Fayda ve zarar yönetimi kimin elinde?
Nefes alan bütün insanlar ölünceye kadar ne maddi ya da manevi sıkıntı çekmek isterler, ne de başkalarına minnet duymak isterler... Sıkıntılar çekmek istemedikleri gibi fayda ve zararı yönetmek de isterler... Yani insan nefsi yeryüzünün tek yöneticisi olmak ister...
Fakat Allah’u Teâlâ bu yönetimi kimseye vermemiştir... Bu sebepten dolayı fayda ve zararı yönetemez... Hiç istememesine rağmen maddi ve manevi sıkıntılar çeker... İstediklerine hemen ulaşamaz... Bazen hiç ulaşamaz... Maddi ya da manevi bir zarar gördüğünde bu zararın defi için bile Okadar uğraşmasına rağmen bu zararı def edecek güç ve kuvveti bulamaz...

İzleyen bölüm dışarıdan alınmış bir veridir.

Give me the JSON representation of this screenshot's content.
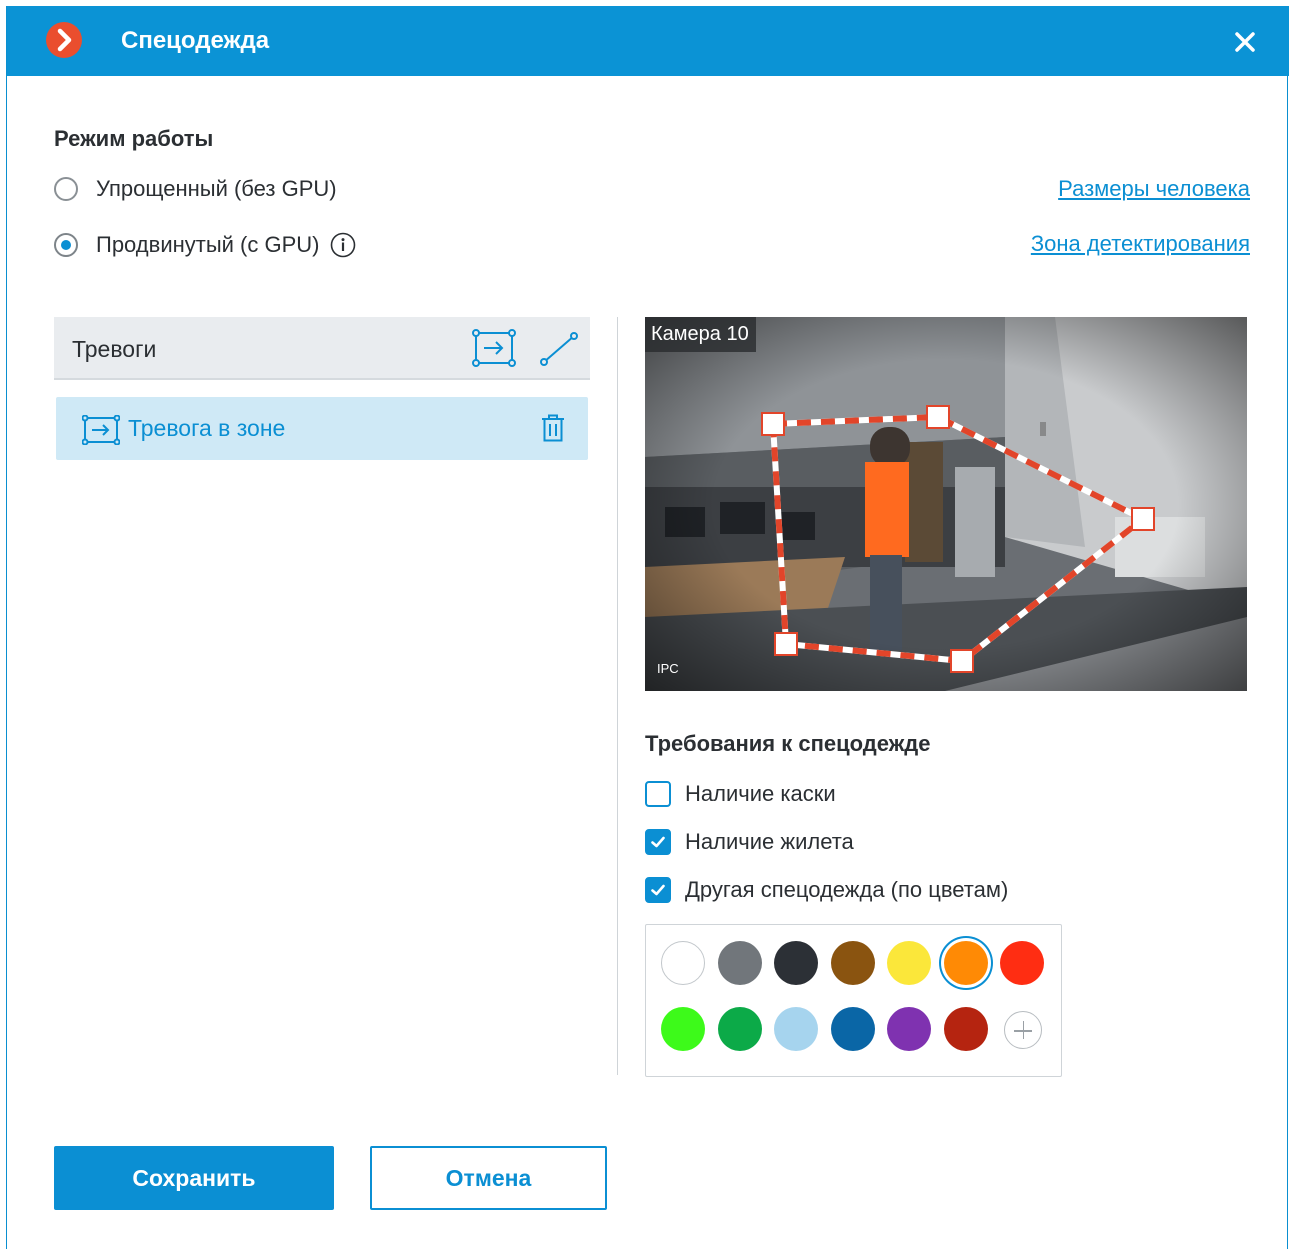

İnsan işte o zaman anlar ki fayda ve zarar yönetiminde hiç bir insanın rolü yoktur... İnsanlar sadece bu yönetimde taşeronluk yaparlar... Şimdi vereceğim misal meramımı en iyi şekilde anlatan misallerdendir:
Adamın biri Ömer b. Hattab (radıyallahuanh)’ın yanına gelip şöyle der: “Ey Müminlerin emiri! Bana ver! Allah’a yemin olsun ki, şayet bana verirsen seni övmeyeceğim, şayet vermezsen seni yermeyeceğim.” Ömer (radıyallahuanh): “niçin” diye sorunca adam şöyle cevap verir: “Çünkü veren (el-Mu’tî) ve engelleyen/vermeyen (el-Mâni’) Allah (azze ve celle)’dir.” Bunun üzerine Ömer (radıyallahu anh) şöyle der: “O’nu beytu’lmal’a götürün, istediğini alsın.”
Subhanallah…!
- Adamdaki rahatlığa bakın!
- Adamdaki özgüvene bakın!
- Adamdaki cesarete bakın!
- Adamdaki tevekkülün hangi seviyelerde olduğuna bakın!
- Adamdaki Allah’ın kalplere hâkim olduğuna inandığı imanına bakın!
- Adamdaki kader-tevekkül tebliğ üslubunun güzelliğine bakın!
- Hiçbir kelami ifade kullanmadan kader anlayışına bakın!
Adamın bu rahat tavrı Ömer radıyallahu anhuyu sinirlendirmiyor…
- Çünkü Allah’tan bahsetti…
- Allah’ın dilemesinden bahsetti…
- Allah’ın Ömer radıyallahunun kalbini kontrol edip yönetmesinden bahsetti.
- Ömer radıyallahu anhuyu sadece o dilemenin taşeronu olarak gördü.
- O an bir hatırlatma yaptı!
- Mülkün tasarrufunun Allah’ın elinde olduğunu hatırlattı!
- Rızık dağıtma işini Allah’ın yaptırdığını hatırlattı!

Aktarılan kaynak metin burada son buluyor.